Just as music fans like to ask each other about favorite genres, beer geeks frequently inquire about our favorite beer style. The easy answer is we don’t have one, but if you’re keeping track of our Untappd tally, you’ll see a lot of IPAs (and double and imperial IPAs) and Belgian or Belgian-style beers. Both are particularly flavorful and can be challenging, but in totally different ways. IPAs generally have a big hop component and high IBUs (and, as a result, a big bitter component). Whereas, typically Belgian beers don’t emphasize the hops much, instead they spotlight the malt and other sugar sources such as candi sugar and the incredibly flavor-producing yeasts that love them. Many Belgian styles, though certainly not all, tend to be higher in alcohol, as well. Though there are a growing number of U.S. craft brewers who are doing their take on Belgian beers, the O.C.’s The Bruery are particularly good and clever. They not only brew interesting beers, they do it expertly. We have yet to taste one that isn’t superlative.
Belgian-Style Strong Golden Ale
We say this only somewhat facetiously that the American interpretation of most Euro beer styles usually involves a lot of hops. Which, of course, we’re partial to. In fact a well-brewed traditional strong Belgian pale (or golden) ale that has been aggressively hopped is one of our latest obsessions. We’ve recently been drinking those stubbly little bottles of Houblon Chouffe in alarming quantities. The brewery apparently calls it a “double IPA tripel,” but we just call it delicious.
Back to The Bruery’s Mischief. This strikes an incredible balance between the typically sweeter/fruitier notes of a strong golden ale and the fruit-spice-and-bitterness mix of brash American hops. So, while there is a decent sweetness up front it’s extinguished quite subtly to a pleasant dry finish by the hops. And at 8.5% ABV, it is dangerously drinkable. A 750 ml bottle of this went down all too easily, certainly aided by the by big, palate-cleansing carbonation caused by the bottle conditioning (a secondary fermentation done in the bottle to create natural carbonation).

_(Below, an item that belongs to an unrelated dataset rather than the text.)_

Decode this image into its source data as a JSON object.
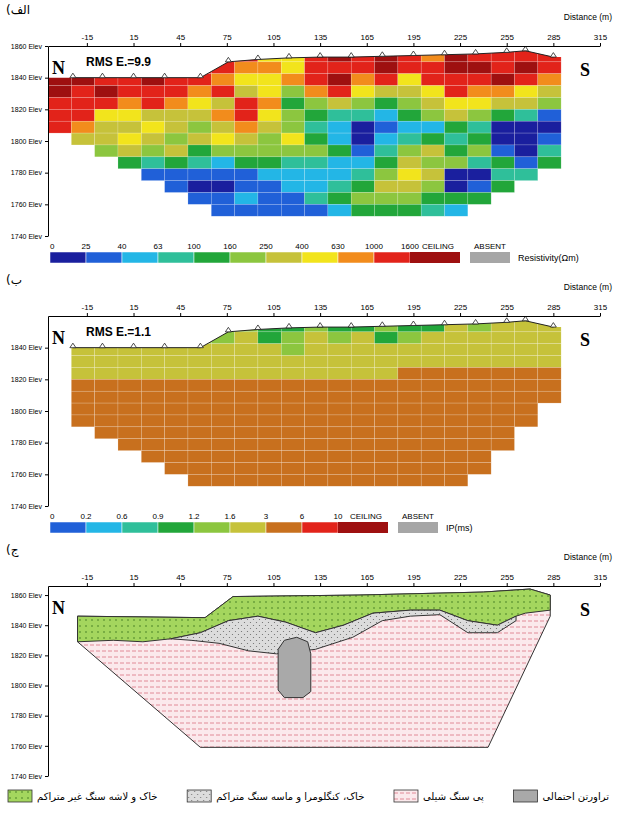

Were it not for the Belgian yeast used to brew this, which imparts classic pear/pineapple/banana notes, this would have been an Imperial IPA or pale ale. The hops would likely need to nudged up a notch or two and perhaps slightly different malts would be used, but my point is that it’s close to an IPA, yet tastes virtually nothing like it, largely due to the yeast. Anyone who’s had anything from a witbier to a Trappist abbey ale will understand. Belgian yeasts offer a whole other world of flavor. And for those who find them a little on the sweet side (which they do tend toward), a beer like Mischief (or Houblon Chouffe) is a good gateway.
And the description on the label is perfect for the beer and for this column: “Not quite evil, yet not too be trusted… You’ll want to keep an eye out.” Go try a Belgian beer. Try a hoppy Belgian beer. Maybe you’ll discover your own new favorite style.